Hindustan Zinc shares have registered a fall of over 20% from the peak seen in October last year. Concerns over weak demand from China weighed on investor sentiment. On the other hand, rising cost of production due to sharp jump in coal prices has added to the trouble. An expected pent-up demand has also been hit by the fresh surge in Covid infections led by the Omicron variant.

Meanwhile, volatility in zinc and lead prices, however, remained favourable. Zinc prices on the London Metal Exchange (LME) averaged $3,364 a tonne during the quarter (Q3) ended December, up 28% year-on-year, while lead prices averaged $2,331 a tonne, year-on-year. But it was 28%.
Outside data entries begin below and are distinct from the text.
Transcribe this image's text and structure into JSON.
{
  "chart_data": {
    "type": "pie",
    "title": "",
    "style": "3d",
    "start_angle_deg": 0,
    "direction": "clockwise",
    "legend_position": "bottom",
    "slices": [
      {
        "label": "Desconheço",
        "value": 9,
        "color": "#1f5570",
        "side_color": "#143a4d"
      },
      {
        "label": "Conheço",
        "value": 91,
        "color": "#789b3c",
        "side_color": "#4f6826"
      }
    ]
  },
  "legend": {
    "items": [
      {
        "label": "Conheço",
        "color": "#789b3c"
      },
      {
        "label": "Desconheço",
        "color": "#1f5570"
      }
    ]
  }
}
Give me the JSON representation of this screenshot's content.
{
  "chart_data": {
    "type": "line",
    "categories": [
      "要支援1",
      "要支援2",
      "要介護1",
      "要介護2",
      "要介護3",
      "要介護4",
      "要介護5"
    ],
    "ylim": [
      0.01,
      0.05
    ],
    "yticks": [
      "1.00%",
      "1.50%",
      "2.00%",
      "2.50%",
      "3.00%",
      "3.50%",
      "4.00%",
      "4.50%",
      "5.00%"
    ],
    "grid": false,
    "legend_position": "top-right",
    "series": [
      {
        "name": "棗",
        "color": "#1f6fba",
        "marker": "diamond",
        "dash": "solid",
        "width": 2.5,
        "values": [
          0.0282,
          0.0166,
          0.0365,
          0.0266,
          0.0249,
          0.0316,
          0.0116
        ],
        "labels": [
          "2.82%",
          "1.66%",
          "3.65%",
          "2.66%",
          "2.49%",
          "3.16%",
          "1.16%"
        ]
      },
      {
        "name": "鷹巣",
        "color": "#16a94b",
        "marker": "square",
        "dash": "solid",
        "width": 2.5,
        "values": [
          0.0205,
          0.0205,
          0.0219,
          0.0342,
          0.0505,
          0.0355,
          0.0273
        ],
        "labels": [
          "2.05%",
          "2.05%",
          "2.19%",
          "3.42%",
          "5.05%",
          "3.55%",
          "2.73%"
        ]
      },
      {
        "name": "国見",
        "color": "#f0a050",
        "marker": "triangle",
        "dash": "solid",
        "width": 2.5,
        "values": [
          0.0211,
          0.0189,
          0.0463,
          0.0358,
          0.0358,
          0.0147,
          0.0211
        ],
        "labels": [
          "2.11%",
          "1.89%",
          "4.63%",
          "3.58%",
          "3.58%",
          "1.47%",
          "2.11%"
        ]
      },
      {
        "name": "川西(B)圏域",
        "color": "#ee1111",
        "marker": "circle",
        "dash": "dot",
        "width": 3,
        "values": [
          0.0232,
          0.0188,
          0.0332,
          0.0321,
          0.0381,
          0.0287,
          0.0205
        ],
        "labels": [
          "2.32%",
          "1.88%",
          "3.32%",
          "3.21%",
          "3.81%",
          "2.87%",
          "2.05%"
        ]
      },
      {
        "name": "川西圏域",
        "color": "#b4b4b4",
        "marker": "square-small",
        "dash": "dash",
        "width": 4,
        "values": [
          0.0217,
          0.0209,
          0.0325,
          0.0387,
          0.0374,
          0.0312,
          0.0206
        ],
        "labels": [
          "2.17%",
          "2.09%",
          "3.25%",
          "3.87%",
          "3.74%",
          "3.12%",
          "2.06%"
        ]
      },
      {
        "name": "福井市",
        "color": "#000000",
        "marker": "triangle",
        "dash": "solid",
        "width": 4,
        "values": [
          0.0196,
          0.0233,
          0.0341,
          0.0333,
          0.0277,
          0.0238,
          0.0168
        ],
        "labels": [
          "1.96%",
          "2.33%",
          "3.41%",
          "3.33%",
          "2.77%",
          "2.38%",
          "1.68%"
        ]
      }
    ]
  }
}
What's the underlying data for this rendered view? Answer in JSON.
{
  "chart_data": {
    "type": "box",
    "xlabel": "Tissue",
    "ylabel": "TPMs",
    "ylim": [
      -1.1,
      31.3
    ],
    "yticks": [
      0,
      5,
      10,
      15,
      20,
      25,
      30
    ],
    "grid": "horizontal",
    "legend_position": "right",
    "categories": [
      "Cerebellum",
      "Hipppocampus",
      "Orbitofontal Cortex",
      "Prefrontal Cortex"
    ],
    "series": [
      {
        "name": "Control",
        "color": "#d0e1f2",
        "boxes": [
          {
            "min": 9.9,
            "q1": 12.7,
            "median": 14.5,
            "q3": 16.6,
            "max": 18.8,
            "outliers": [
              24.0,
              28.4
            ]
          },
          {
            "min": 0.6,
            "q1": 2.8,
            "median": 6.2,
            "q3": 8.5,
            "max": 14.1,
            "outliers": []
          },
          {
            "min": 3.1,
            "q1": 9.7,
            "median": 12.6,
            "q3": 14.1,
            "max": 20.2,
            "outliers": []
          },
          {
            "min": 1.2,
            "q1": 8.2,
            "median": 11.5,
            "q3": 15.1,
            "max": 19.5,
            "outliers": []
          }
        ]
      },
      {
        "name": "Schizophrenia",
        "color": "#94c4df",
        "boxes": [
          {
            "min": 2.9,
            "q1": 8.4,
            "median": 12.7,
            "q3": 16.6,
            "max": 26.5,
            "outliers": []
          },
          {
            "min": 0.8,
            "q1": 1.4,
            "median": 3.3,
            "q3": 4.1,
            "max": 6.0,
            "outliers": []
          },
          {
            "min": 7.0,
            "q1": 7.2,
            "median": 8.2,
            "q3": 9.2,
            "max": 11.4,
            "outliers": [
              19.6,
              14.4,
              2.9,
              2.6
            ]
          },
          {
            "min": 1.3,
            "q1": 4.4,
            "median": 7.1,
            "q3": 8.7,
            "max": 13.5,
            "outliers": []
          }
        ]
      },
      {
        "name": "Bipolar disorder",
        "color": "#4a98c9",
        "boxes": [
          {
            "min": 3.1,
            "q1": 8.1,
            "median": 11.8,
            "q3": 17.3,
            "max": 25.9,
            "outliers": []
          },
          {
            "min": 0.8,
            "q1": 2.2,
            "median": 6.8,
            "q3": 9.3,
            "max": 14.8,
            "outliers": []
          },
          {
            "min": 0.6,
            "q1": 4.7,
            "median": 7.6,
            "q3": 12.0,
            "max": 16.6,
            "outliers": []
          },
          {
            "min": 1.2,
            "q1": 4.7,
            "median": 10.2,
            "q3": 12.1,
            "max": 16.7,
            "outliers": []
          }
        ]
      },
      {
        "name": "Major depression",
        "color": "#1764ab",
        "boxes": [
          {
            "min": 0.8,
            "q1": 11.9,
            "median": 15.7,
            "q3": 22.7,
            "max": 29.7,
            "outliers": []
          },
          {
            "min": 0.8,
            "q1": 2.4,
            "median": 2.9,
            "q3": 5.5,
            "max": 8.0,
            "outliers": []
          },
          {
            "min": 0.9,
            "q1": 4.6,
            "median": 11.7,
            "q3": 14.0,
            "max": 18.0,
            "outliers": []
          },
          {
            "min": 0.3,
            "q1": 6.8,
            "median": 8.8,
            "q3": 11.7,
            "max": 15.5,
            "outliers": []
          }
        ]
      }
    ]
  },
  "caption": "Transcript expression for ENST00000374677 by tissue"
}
Analysts at Antique Stock Broking Ltd said, “Zinc and lead outlook will be supported by smelter shutdown due to higher energy cost and lower global inventory levels. After 1.2MT per annum (MTPA) capacity expansion, prices of silver and metals firm up. Higher quantum of income will help.

On the volume front, the company crossed the 1.0 MTPA production run rate during the December quarter. It saw its best ever refined metal production of 261,000 tonnes during the third quarter. Analysts believe that though it is positive, the focus will be on touching the higher run rate of 1.2 MTPA, with 1.35 MTPA likely to take longer.

“We are factoring in 1.19mt of mining metal production in FY23 and 1.2mt in FY24,” said analysts at Motilal Oswal Financial Services Ltd.

Overall rising cost is the biggest concern. The company’s cost of production during the December quarter was $1148 a tonne, up 21% year-on-year, as the weight of higher coal costs. Analysts said part of the increase was due to lack of supplies from Coal India Ltd, adding that the share of linkage coal in the mix fell to 4% from a generally 30% low.

Analysts at Credit Suisse said in a note issued on January 24 that the backlog of around one million tonnes from Coal India will help reduce costs going forward. This may provide some respite, while international coal prices have remained fairly high in the fourth quarter so far.

Meanwhile, the upside could be limited at current valuations, analysts said. Those antique stock brokings maintain a ‘hold’ rating as the valuation is rich and they would prefer a more attractive entry level. Analysts at Motilal Oswal Financial Services Ltd maintained a ‘Neutral’ rating.